Bone marrow aspirate showed 24 percent blast cells in total nucleated nonerythroid cell population. Blasts were medium to large with moderately abundant cytoplasm containing pink granules, open nuclear chromatin, and prominent nucleoli (Fig. 1). Normal hematopoiesis was seen in the background. Bone trephine was hypercellular and showed interstitial infiltration with blast cells. Immunophenotyping of blast cells by flow cytometry showed reactivity to CD13, CD33, cytoplasmic MPO, HLA-DR, CD117, and CD34. Bone marrow cytogenetic analysis was reported as 52~58, XY, add(6)(q27)[16]/46,XY[04]. The following chromosomes were gained: 1, 2, 6, 8, 9, 11, 13, 16, 18, 20, and 22 (Fig. 2). FISH assays for 5q deletion and trisomy 8 were positive (Figs. 3a and 3b). NPM1, FLT3-ITD, and D835 mutations by conventional PCR were not detected. The case was diagnosed as acute myeloid leukemia. The patient has thus far received one cycle of azacitidine chemotherapy; venetoclax was held after the first dose because of abnormal serum creatinine levels.

Discussion. This report depicts a case of AML with hyperdiploidy, which is not specifically defined as a subtype of AML under the WHO fifth edition of 2022 or the International Consensus Classification (ICC). Hyperdiploid karyotype is defined as greater than 49 chromosomes. Hyperdiploidy is an unusual phenomenon in AML with an incidence reported in the literature to be less than two percent of AML cases.¹ The commonly involved chromosomes are trisomy 8, 21, and 22, which are primarily encountered in de novo AML. Iyer, et al., reported a low remission rate and short survival in this group,² while Shetty, et al., reported a minor trend of better outcome as compared with AML with complex cytogenetics.¹ However, Chilton, et al., suggested that such patients not be categorized in an adverse prognostic group by default.³ Those with specific adverse cytogenetic features, such as monosomy 5 or 5q- and monosomy 7 or 7q-, can be assigned to an adverse risk group. Those with only numerical increment can be classified as intermediate risk.

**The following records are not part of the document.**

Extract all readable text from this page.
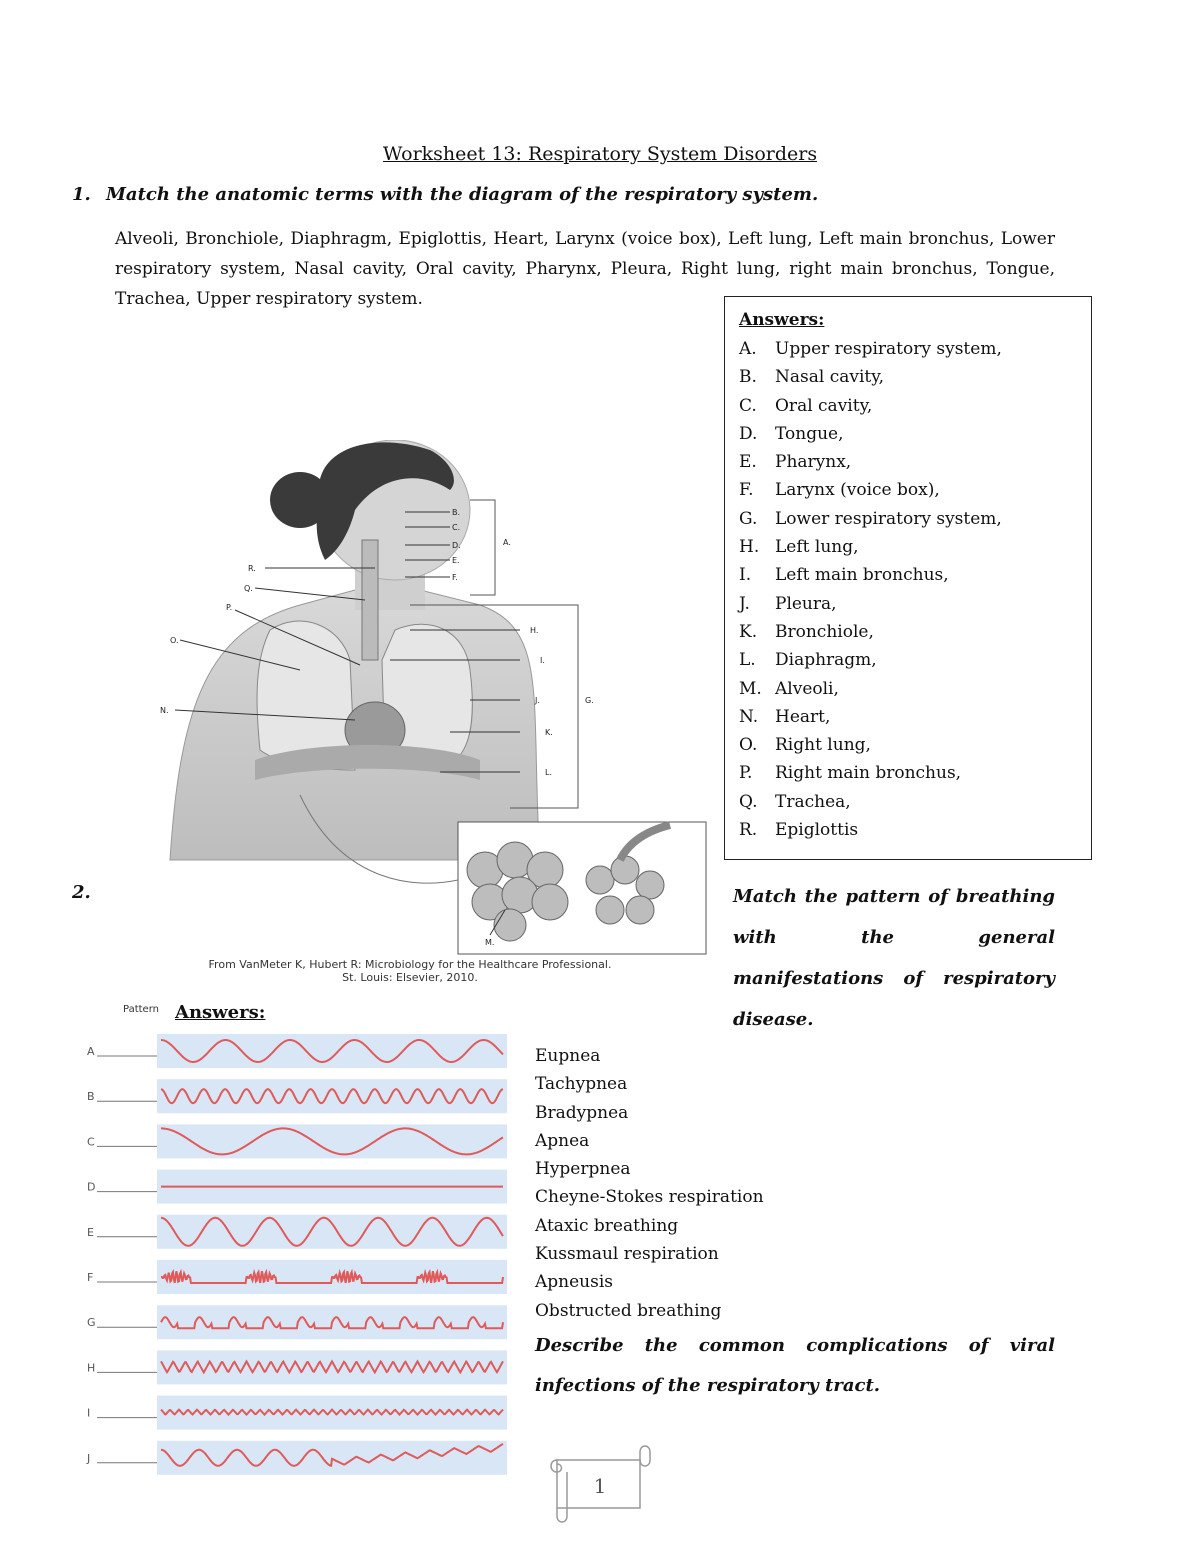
Worksheet 13: Respiratory System Disorders
1. Match the anatomic terms with the diagram of the respiratory system.
Alveoli, Bronchiole, Diaphragm, Epiglottis, Heart, Larynx (voice box), Left lung, Left main bronchus, Lower respiratory system, Nasal cavity, Oral cavity, Pharynx, Pleura, Right lung, right main bronchus, Tongue, Trachea, Upper respiratory system.
B.
C.
D.
E.
F.
A.
R.
Q.
P.
O.
N.
H.
I.
J.	G.
K.
L.
M.
From VanMeter K, Hubert R: Microbiology for the Healthcare Professional.
St. Louis: Elsevier, 2010.
Answers:
A. Upper respiratory system,
B. Nasal cavity,
C. Oral cavity,
D. Tongue,
E. Pharynx,
F. Larynx (voice box),
G. Lower respiratory system,
H. Left lung,
I. Left main bronchus,
J. Pleura,
K. Bronchiole,
L. Diaphragm,
M. Alveoli,
N. Heart,
O. Right lung,
P. Right main bronchus,
Q. Trachea,
R. Epiglottis
2.	Match the pattern of breathing with the general manifestations of respiratory disease.
Pattern Answers:
A
B
C
D
E
F
G
H
I
J
Eupnea
Tachypnea
Bradypnea
Apnea
Hyperpnea
Cheyne-Stokes respiration
Ataxic breathing
Kussmaul respiration
Apneusis
Obstructed breathing
Describe the common complications of viral infections of the respiratory tract.
1
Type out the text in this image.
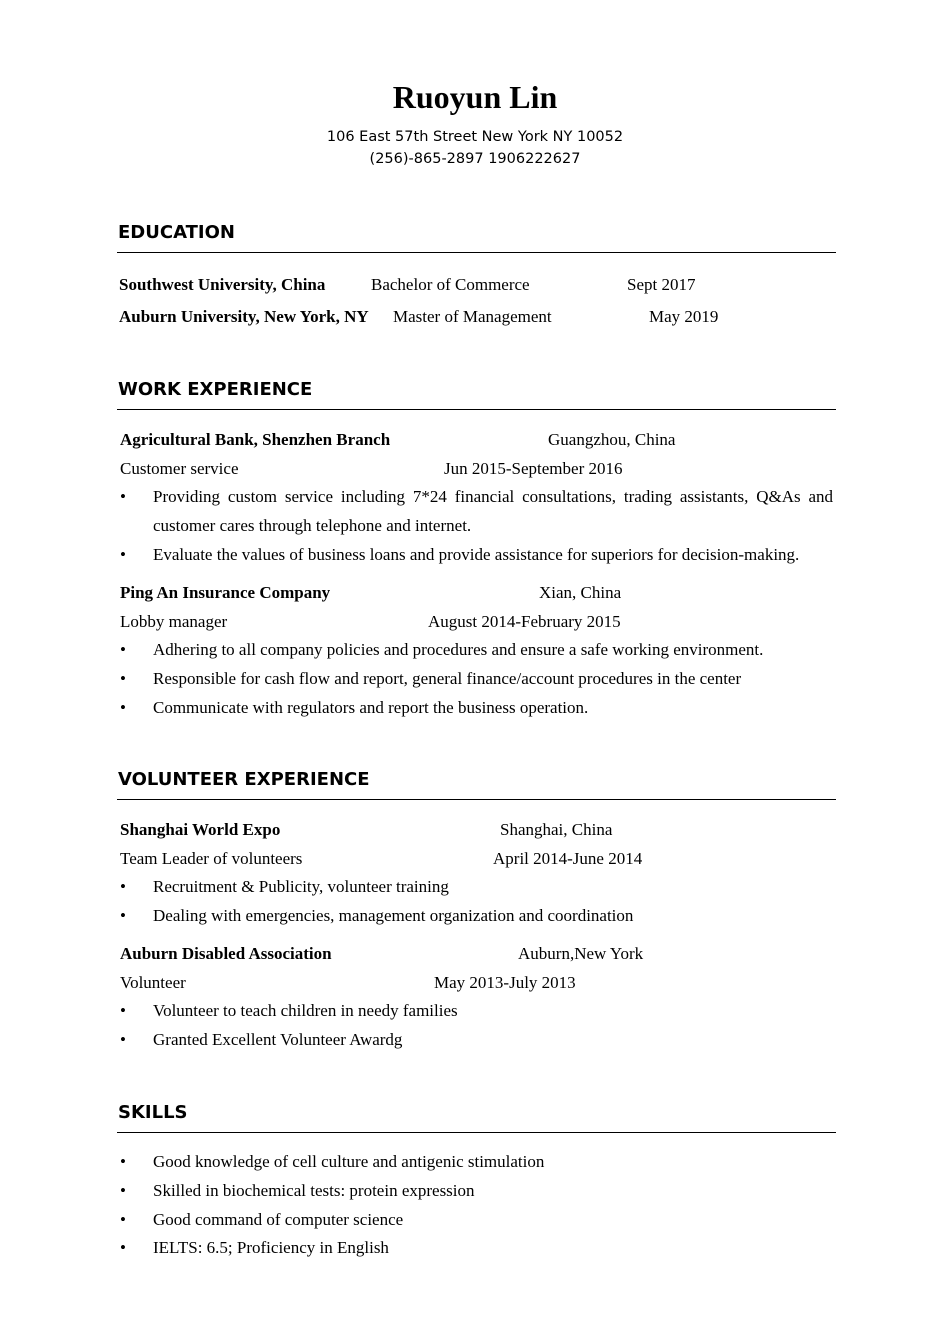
Ruoyun Lin
106 East 57th Street New York NY 10052
(256)-865-2897 1906222627
EDUCATION
Southwest University, China	Bachelor of Commerce	Sept 2017
Auburn University, New York, NY Master of Management	May 2019
WORK EXPERIENCE
Agricultural Bank, Shenzhen Branch	Guangzhou, China
Customer service	Jun 2015-September 2016
• Providing custom service including 7*24 financial consultations, trading assistants, Q&As and
customer cares through telephone and internet.
• Evaluate the values of business loans and provide assistance for superiors for decision-making.
Ping An Insurance Company	Xian, China
Lobby manager	August 2014-February 2015
• Adhering to all company policies and procedures and ensure a safe working environment.
• Responsible for cash flow and report, general finance/account procedures in the center
• Communicate with regulators and report the business operation.
VOLUNTEER EXPERIENCE
Shanghai World Expo	Shanghai, China
Team Leader of volunteers	April 2014-June 2014
• Recruitment & Publicity, volunteer training
• Dealing with emergencies, management organization and coordination
Auburn Disabled Association	Auburn,New York
Volunteer	May 2013-July 2013
• Volunteer to teach children in needy families
• Granted Excellent Volunteer Awardg
SKILLS
• Good knowledge of cell culture and antigenic stimulation
• Skilled in biochemical tests: protein expression
• Good command of computer science
• IELTS: 6.5; Proficiency in English
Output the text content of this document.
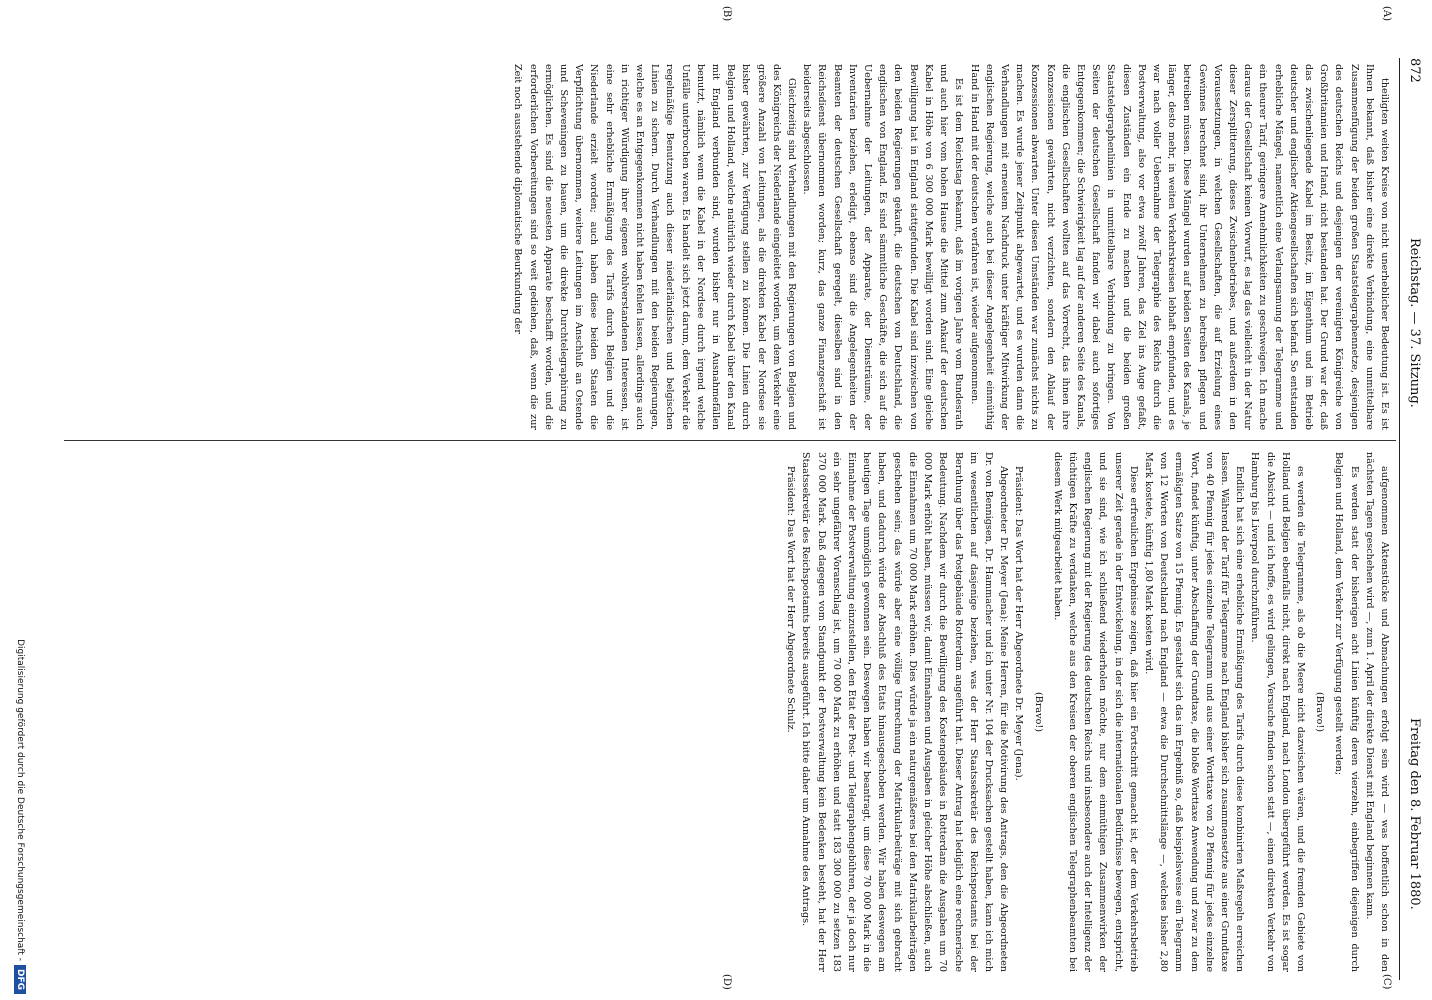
872
Reichstag. — 37. Sitzung.
Freitag den 8. Februar 1880.
(A)
(B)
(C)
(D)

theiligten weiten Kreise von nicht unerheblicher Bedeutung ist. Es ist Ihnen bekannt, daß bisher eine direkte Verbindung, eine unmittelbare Zusammenfügung der beiden großen Staatstelegraphennetze, desjenigen des deutschen Reichs und desjenigen der vereinigten Königreiche von Großbritannien und Irland, nicht bestanden hat. Der Grund war der, daß das zwischenliegende Kabel im Besitz, im Eigenthum und im Betrieb deutscher und englischer Aktiengesellschaften sich befand. So entstanden erhebliche Mängel, namentlich eine Verlangsamung der Telegramme und ein theurer Tarif, geringere Annehmlichkeiten zu geschweigen. Ich mache daraus der Gesellschaft keinen Vorwurf, es lag das vielleicht in der Natur dieser Zersplitterung, dieses Zwischenbetriebes, und außerdem in den Voraussetzungen, in welchen Gesellschaften, die auf Erzielung eines Gewinnes berechnet sind, ihr Unternehmen zu betreiben pflegen und betreiben müssen. Diese Mängel wurden auf beiden Seiten des Kanals, je länger, desto mehr, in weiten Verkehrskreisen lebhaft empfunden, und es war nach voller Uebernahme der Telegraphie des Reichs durch die Postverwaltung, also vor etwa zwölf Jahren, das Ziel ins Auge gefaßt, diesen Zuständen ein Ende zu machen und die beiden großen Staatstelegraphenlinien in unmittelbare Verbindung zu bringen. Von Seiten der deutschen Gesellschaft fanden wir dabei auch sofortiges Entgegenkommen; die Schwierigkeit lag auf der anderen Seite des Kanals, die englischen Gesellschaften wollten auf das Vorrecht, das ihnen ihre Konzessionen gewährten, nicht verzichten, sondern den Ablauf der Konzessionen abwarten. Unter diesen Umständen war zunächst nichts zu machen. Es wurde jener Zeitpunkt abgewartet, und es wurden dann die Verhandlungen mit erneutem Nachdruck unter kräftiger Mitwirkung der englischen Regierung, welche auch bei dieser Angelegenheit einmüthig Hand in Hand mit der deutschen verfahren ist, wieder aufgenommen.

Es ist dem Reichstag bekannt, daß im vorigen Jahre vom Bundesrath und auch hier vom hohen Hause die Mittel zum Ankauf der deutschen Kabel in Höhe von 6 300 000 Mark bewilligt worden sind. Eine gleiche Bewilligung hat in England stattgefunden. Die Kabel sind inzwischen von den beiden Regierungen gekauft, die deutschen von Deutschland, die englischen von England. Es sind sämmtliche Geschäfte, die sich auf die Uebernahme der Leitungen, der Apparate, der Diensträume, der Inventarien beziehen, erledigt, ebenso sind die Angelegenheiten der Beamten der deutschen Gesellschaft geregelt, dieselben sind in den Reichsdienst übernommen worden; kurz, das ganze Finanzgeschäft ist beiderseits abgeschlossen.

Gleichzeitig sind Verhandlungen mit den Regierungen von Belgien und des Königreichs der Niederlande eingeleitet worden, um dem Verkehr eine größere Anzahl von Leitungen, als die direkten Kabel der Nordsee sie bisher gewährten, zur Verfügung stellen zu können. Die Linien durch Belgien und Holland, welche natürlich wieder durch Kabel über den Kanal mit England verbunden sind, wurden bisher nur in Ausnahmefällen benutzt, nämlich wenn die Kabel in der Nordsee durch irgend welche Unfälle unterbrochen waren. Es handelt sich jetzt darum, dem Verkehr die regelmäßige Benutzung auch dieser niederländischen und belgischen Linien zu sichern. Durch Verhandlungen mit den beiden Regierungen, welche es an Entgegenkommen nicht haben fehlen lassen, allerdings auch in richtiger Würdigung ihrer eigenen wohlverstandenen Interessen, ist eine sehr erhebliche Ermäßigung des Tarifs durch Belgien und die Niederlande erzielt worden; auch haben diese beiden Staaten die Verpflichtung übernommen, weitere Leitungen im Anschluß an Ostende und Scheveningen zu bauen, um die direkte Durchtelegraphirung zu ermöglichen. Es sind die neuesten Apparate beschafft worden, und die erforderlichen Vorbereitungen sind so weit gediehen, daß, wenn die zur Zeit noch ausstehende diplomatische Beurkundung der

aufgenommen Aktenstücke und Abmachungen erfolgt sein wird — was hoffentlich schon in den nächsten Tagen geschehen wird —, zum 1. April der direkte Dienst mit England beginnen kann.

Es werden statt der bisherigen acht Linien künftig deren vierzehn, einbegriffen diejenigen durch Belgien und Holland, dem Verkehr zur Verfügung gestellt werden;

(Bravo!)

es werden die Telegramme, als ob die Meere nicht dazwischen wären, und die fremden Gebiete von Holland und Belgien ebenfalls nicht, direkt nach England, nach London übergeführt werden. Es ist sogar die Absicht — und ich hoffe, es wird gelingen, Versuche finden schon statt —, einen direkten Verkehr von Hamburg bis Liverpool durchzuführen.

Endlich hat sich eine erhebliche Ermäßigung des Tarifs durch diese kombinirten Maßregeln erreichen lassen. Während der Tarif für Telegramme nach England bisher sich zusammensetzte aus einer Grundtaxe von 40 Pfennig für jedes einzelne Telegramm und aus einer Worttaxe von 20 Pfennig für jedes einzelne Wort, findet künftig, unter Abschaffung der Grundtaxe, die bloße Worttaxe Anwendung und zwar zu dem ermäßigten Satze von 15 Pfennig. Es gestaltet sich das im Ergebniß so, daß beispielsweise ein Telegramm von 12 Worten von Deutschland nach England — etwa die Durchschnittslänge —, welches bisher 2,80 Mark kostete, künftig 1,80 Mark kosten wird.

Diese erfreulichen Ergebnisse zeigen, daß hier ein Fortschritt gemacht ist, der dem Verkehrsbetrieb unserer Zeit gerade in der Entwickelung, in der sich die internationalen Bedürfnisse bewegen, entspricht, und sie sind, wie ich schließend wiederholen möchte, nur dem einmüthigen Zusammenwirken der englischen Regierung mit der Regierung des deutschen Reichs und insbesondere auch der Intelligenz der tüchtigen Kräfte zu verdanken, welche aus den Kreisen der oberen englischen Telegraphenbeamten bei diesem Werk mitgearbeitet haben.

(Bravo!)

Präsident: Das Wort hat der Herr Abgeordnete Dr. Meyer (Jena).

Abgeordneter Dr. Meyer (Jena): Meine Herren, für die Motivirung des Antrags, den die Abgeordneten Dr. von Bennigsen, Dr. Hammacher und ich unter Nr. 104 der Drucksachen gestellt haben, kann ich mich im wesentlichen auf dasjenige beziehen, was der Herr Staatssekretär des Reichspostamts bei der Berathung über das Postgebäude Rotterdam angeführt hat. Dieser Antrag hat lediglich eine rechnerische Bedeutung. Nachdem wir durch die Bewilligung des Kostengebäudes in Rotterdam die Ausgaben um 70 000 Mark erhöht haben, müssen wir, damit Einnahmen und Ausgaben in gleicher Höhe abschließen, auch die Einnahmen um 70 000 Mark erhöhen. Dies würde ja ein naturgemäßeres bei den Matrikularbeiträgen geschehen sein; das würde aber eine völlige Umrechnung der Matrikularbeiträge mit sich gebracht haben, und dadurch würde der Abschluß des Etats hinausgeschoben werden. Wir haben deswegen am heutigen Tage unmöglich gewonnen sein. Deswegen haben wir beantragt, um diese 70 000 Mark in die Einnahme der Postverwaltung einzustellen, den Etat der Post- und Telegraphengebühren, der ja doch nur ein sehr ungefährer Voranschlag ist, um 70 000 Mark zu erhöhen und statt 183 300 000 zu setzen 183 370 000 Mark. Daß dagegen vom Standpunkt der Postverwaltung kein Bedenken besteht, hat der Herr Staatssekretär des Reichspostamts bereits ausgeführt. Ich bitte daher um Annahme des Antrags.

Präsident: Das Wort hat der Herr Abgeordnete Schulz.

Digitalisierung gefördert durch die Deutsche Forschungsgemeinschaft -DFG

Deletion of the long arm of chromosome 5 has a favorable prognostic implication in myelodysplastic syndrome but an unfavorable implication in AML. It often involves the loss of genetic material, impacting critical genes involved in hematopoiesis and cell cycle regulation. The 5q deletion was detected by FISH but not by conventional cytogenetics in this patient. Cryptic deletions, which may not be readily apparent under standard cytogenetic analysis, may pose diagnostic challenges but are increasingly recognized with advanced genomic techniques. These deletions are associated with distinct clinical and prognostic implications, influencing the disease course and treatment outcomes. The identification of cryptic 5q deletions is crucial for risk stratification, potentially guiding therapeutic decisions and possibly tailoring treatment strategies, such as the use of novel targeted therapies.⁴ Despite harboring this unfavorable chromosomal change, our patient initially responded well to azacitidine and showed improvement in his blood counts with clearance of blast cells in the peripheral blood.